According to the Environmental Protection Agency, the mean miles per gallon of all large cars manufactured in 2012 driven under highway driving conditions is 25.1 mpg. A researcher claims that a new fuel additive will increase the miles per gallon of cars. After obtaining a random sample of 35 large cars from 2012, the researcher adds the fuel additive. The sample mean is found to be 26.8 mpg, with a standard deviation of 3.9. Test the researcher's claim at the .05 level of significance.

Step 1: Writing Null and Alternate Hypothesis

First we need to write the Null and Alternate Hypothesis for this problem.

Researcher claims that mileage will be increased on addition of Fuel additive.

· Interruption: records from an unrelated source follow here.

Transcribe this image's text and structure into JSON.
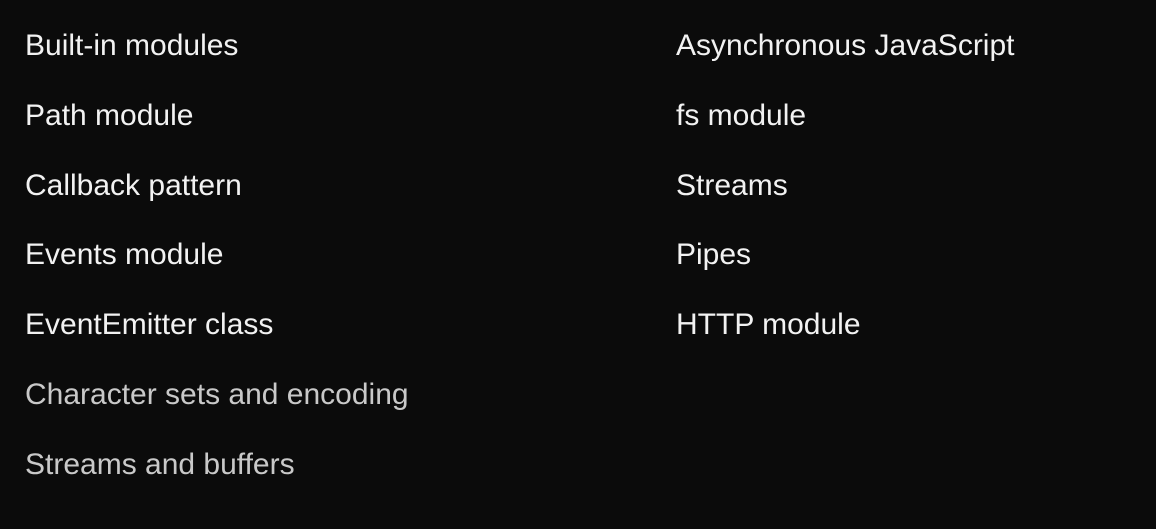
{
  "left_column": {
    "items": [
      {
        "label": "Built-in modules"
      },
      {
        "label": "Path module"
      },
      {
        "label": "Callback pattern"
      },
      {
        "label": "Events module"
      },
      {
        "label": "EventEmitter class"
      },
      {
        "label": "Character sets and encoding"
      },
      {
        "label": "Streams and buffers"
      }
    ]
  },
  "right_column": {
    "items": [
      {
        "label": "Asynchronous JavaScript"
      },
      {
        "label": "fs module"
      },
      {
        "label": "Streams"
      },
      {
        "label": "Pipes"
      },
      {
        "label": "HTTP module"
      }
    ]
  },
  "colors": {
    "background": "#0b0b0b",
    "text": "#f2f2f2",
    "dimmed_text": "#c9c9c9"
  }
}
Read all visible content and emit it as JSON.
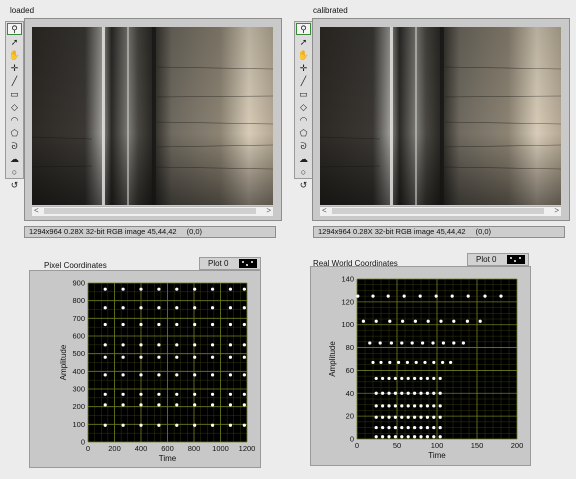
{
  "left_display": {
    "label": "loaded",
    "status": {
      "info": "1294x964 0.28X 32-bit RGB image 45,44,42",
      "coords": "(0,0)"
    }
  },
  "right_display": {
    "label": "calibrated",
    "status": {
      "info": "1294x964 0.28X 32-bit RGB image 45,44,42",
      "coords": "(0,0)"
    }
  },
  "tools": [
    {
      "name": "zoom-tool-icon",
      "glyph": "⚲"
    },
    {
      "name": "pointer-tool-icon",
      "glyph": "➚"
    },
    {
      "name": "pan-tool-icon",
      "glyph": "✋"
    },
    {
      "name": "point-tool-icon",
      "glyph": "✛"
    },
    {
      "name": "line-tool-icon",
      "glyph": "╱"
    },
    {
      "name": "rectangle-tool-icon",
      "glyph": "▭"
    },
    {
      "name": "rotated-rectangle-tool-icon",
      "glyph": "◇"
    },
    {
      "name": "annulus-tool-icon",
      "glyph": "◠"
    },
    {
      "name": "polygon-tool-icon",
      "glyph": "⬠"
    },
    {
      "name": "freehand-tool-icon",
      "glyph": "ᘐ"
    },
    {
      "name": "freehand-region-tool-icon",
      "glyph": "☁"
    },
    {
      "name": "oval-tool-icon",
      "glyph": "○"
    },
    {
      "name": "broken-line-tool-icon",
      "glyph": "↺"
    }
  ],
  "pixel_graph": {
    "title": "Pixel Coordinates",
    "legend_label": "Plot 0"
  },
  "world_graph": {
    "title": "Real World Coordinates",
    "legend_label": "Plot 0"
  },
  "colors": {
    "plot_bg": "#000000",
    "grid": "#6f7a1e",
    "points": "#ffffff",
    "frame": "#c8c8c8"
  },
  "chart_data": [
    {
      "type": "scatter",
      "title": "Pixel Coordinates",
      "xlabel": "Time",
      "ylabel": "Amplitude",
      "xlim": [
        0,
        1200
      ],
      "ylim": [
        0,
        900
      ],
      "xticks": [
        "0",
        "200",
        "400",
        "600",
        "800",
        "1000",
        "1200"
      ],
      "yticks": [
        "0",
        "100",
        "200",
        "300",
        "400",
        "500",
        "600",
        "700",
        "800",
        "900"
      ],
      "grid": true,
      "legend": "top-right",
      "series": [
        {
          "name": "Plot 0",
          "x_values": [
            130,
            265,
            400,
            535,
            670,
            805,
            940,
            1075,
            1180
          ],
          "y_values": [
            95,
            210,
            270,
            380,
            480,
            550,
            665,
            760,
            865
          ]
        }
      ]
    },
    {
      "type": "scatter",
      "title": "Real World Coordinates",
      "xlabel": "Time",
      "ylabel": "Amplitude",
      "xlim": [
        0,
        200
      ],
      "ylim": [
        0,
        140
      ],
      "xticks": [
        "0",
        "50",
        "100",
        "150",
        "200"
      ],
      "yticks": [
        "0",
        "20",
        "40",
        "60",
        "80",
        "100",
        "120",
        "140"
      ],
      "grid": true,
      "legend": "top-right",
      "series": [
        {
          "name": "Plot 0",
          "rows": [
            {
              "y": 2,
              "x": [
                24,
                32,
                40,
                48,
                56,
                64,
                72,
                80,
                88,
                96,
                104
              ]
            },
            {
              "y": 10,
              "x": [
                24,
                32,
                40,
                48,
                56,
                64,
                72,
                80,
                88,
                96,
                104
              ]
            },
            {
              "y": 19,
              "x": [
                24,
                32,
                40,
                48,
                56,
                64,
                72,
                80,
                88,
                96,
                104
              ]
            },
            {
              "y": 29,
              "x": [
                24,
                32,
                40,
                48,
                56,
                64,
                72,
                80,
                88,
                96,
                104
              ]
            },
            {
              "y": 40,
              "x": [
                24,
                32,
                40,
                48,
                56,
                64,
                72,
                80,
                88,
                96,
                104
              ]
            },
            {
              "y": 53,
              "x": [
                24,
                32,
                40,
                48,
                56,
                64,
                72,
                80,
                88,
                96,
                104
              ]
            },
            {
              "y": 67,
              "x": [
                20,
                30,
                41,
                52,
                63,
                74,
                85,
                96,
                107,
                117
              ]
            },
            {
              "y": 84,
              "x": [
                16,
                29,
                43,
                56,
                69,
                82,
                95,
                108,
                121,
                133
              ]
            },
            {
              "y": 103,
              "x": [
                8,
                24,
                41,
                57,
                73,
                89,
                105,
                121,
                138,
                154
              ]
            },
            {
              "y": 125,
              "x": [
                1,
                20,
                39,
                59,
                79,
                99,
                119,
                139,
                160,
                180
              ]
            }
          ]
        }
      ]
    }
  ]
}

So the null and alternate hypothesis will be:

[tex] H_{o} [/tex]: μ ≤ 25.1        (Null Hypothesis)
[tex] H_{a} [/tex]: μ > 25.1        (Alternate Hypothesis)

This is a Right Tailed Test. Since population standard deviation is not know, we will use t-test to check the researchers claim.

Step 2: Finding Test Statistic

Sample Mean = x = 26.8
Standard Deviation = s = 3.9
Sample Size = n = 35 
Degrees of Freedom = df = n - 1 = 34

Test statistic(t) is given by:

[tex]t= \frac{x-u}{ \frac{s}{ \sqrt{n} } } \\ \\ t= \frac{26.8-25.1}{ \frac{3.9}{ \sqrt{35} } } \\ \\ t=2.579 [/tex]

Step 3: Finding p value

Using t table or calculators find the p value for t=2.579 with 34 degrees of freedom for one tailed test.

P value comes out to be:
p = 0.0072

Step 4: Conclusion

Since the p value is lesser than the significance level of 0.05, we reject the Null Hypothesis.

We have enough evidence to support the researcher's claim that the new additive increases the miles per gallon of the cars.